The electron configurations for several metal ions in their +2 oxidation state are provided: \( 22\text{Ti}^{2+} \rightarrow [\text{Ar}]3d^2 \), \( 23\text{V}^{2+} \rightarrow [\text{Ar}]3d^3 \), \( 25\text{Mn}^{2+} \rightarrow [\text{Ar}]3d^5 \), and \( 26\text{Fe}^{2+} \rightarrow [\text{Ar}]3d^6 \). The spin-only magnetic moment (\(\mu_s\)) is calculated using the formula \( \mu_s = \sqrt{n(n+2)} \, \text{BM} \), where \(n\) represents the number of unpaired electrons. Given a spin-only magnetic moment of \( \mu_s = 3.86 \, \text{BM} \), we can determine the number of unpaired electrons: \( 3.86 = \sqrt{n(n+2)} \).
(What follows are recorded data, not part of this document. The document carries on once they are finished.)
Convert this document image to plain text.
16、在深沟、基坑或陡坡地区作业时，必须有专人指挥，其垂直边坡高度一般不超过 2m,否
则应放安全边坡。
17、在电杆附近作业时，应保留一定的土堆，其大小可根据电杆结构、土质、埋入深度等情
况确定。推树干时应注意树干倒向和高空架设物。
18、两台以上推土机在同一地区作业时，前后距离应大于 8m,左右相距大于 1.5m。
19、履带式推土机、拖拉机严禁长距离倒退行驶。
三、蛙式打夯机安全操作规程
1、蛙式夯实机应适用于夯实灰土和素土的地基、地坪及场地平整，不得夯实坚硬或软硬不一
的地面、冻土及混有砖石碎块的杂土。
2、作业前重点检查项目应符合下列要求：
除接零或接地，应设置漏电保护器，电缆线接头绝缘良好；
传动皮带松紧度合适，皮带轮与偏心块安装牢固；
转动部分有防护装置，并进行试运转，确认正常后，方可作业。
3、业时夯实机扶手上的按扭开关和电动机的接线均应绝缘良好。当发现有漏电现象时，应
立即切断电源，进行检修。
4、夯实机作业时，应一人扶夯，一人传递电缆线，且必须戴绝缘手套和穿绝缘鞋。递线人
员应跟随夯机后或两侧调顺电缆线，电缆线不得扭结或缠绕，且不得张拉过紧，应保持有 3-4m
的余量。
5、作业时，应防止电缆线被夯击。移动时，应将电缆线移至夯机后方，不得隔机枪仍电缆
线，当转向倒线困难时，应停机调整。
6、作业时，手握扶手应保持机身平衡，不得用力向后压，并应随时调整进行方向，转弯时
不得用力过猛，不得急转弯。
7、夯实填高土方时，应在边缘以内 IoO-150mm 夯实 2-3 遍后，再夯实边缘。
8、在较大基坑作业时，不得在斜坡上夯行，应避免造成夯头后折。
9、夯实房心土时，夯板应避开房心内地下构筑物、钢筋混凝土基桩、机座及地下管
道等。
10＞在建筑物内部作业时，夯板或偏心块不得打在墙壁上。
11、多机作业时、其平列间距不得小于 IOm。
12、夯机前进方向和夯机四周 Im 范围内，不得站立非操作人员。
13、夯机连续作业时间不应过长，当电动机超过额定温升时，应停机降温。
Squaring both sides yields \( 3.86^2 = n(n+2) \), which simplifies to \( 14.9 \approx n(n+2) \). Solving this equation for \(n\) results in \( n = 3 \). To identify the element with \(n = 3\) unpaired electrons in its +2 oxidation state, we examine the configurations again: \( 22\text{Ti}^{2+} \rightarrow [\text{Ar}]3d^2 \, (n=2) \), \( 23\text{V}^{2+} \rightarrow [\text{Ar}]3d^3 \, (n=3) \), \( 25\text{Mn}^{2+} \rightarrow [\text{Ar}]3d^5 \, (n=5) \), and \( 26\text{Fe}^{2+} \rightarrow [\text{Ar}]3d^6 \, (n=4) \). Therefore, the element corresponding to \(n=3\) is \(V\) (Vanadium), which has an atomic number of 23.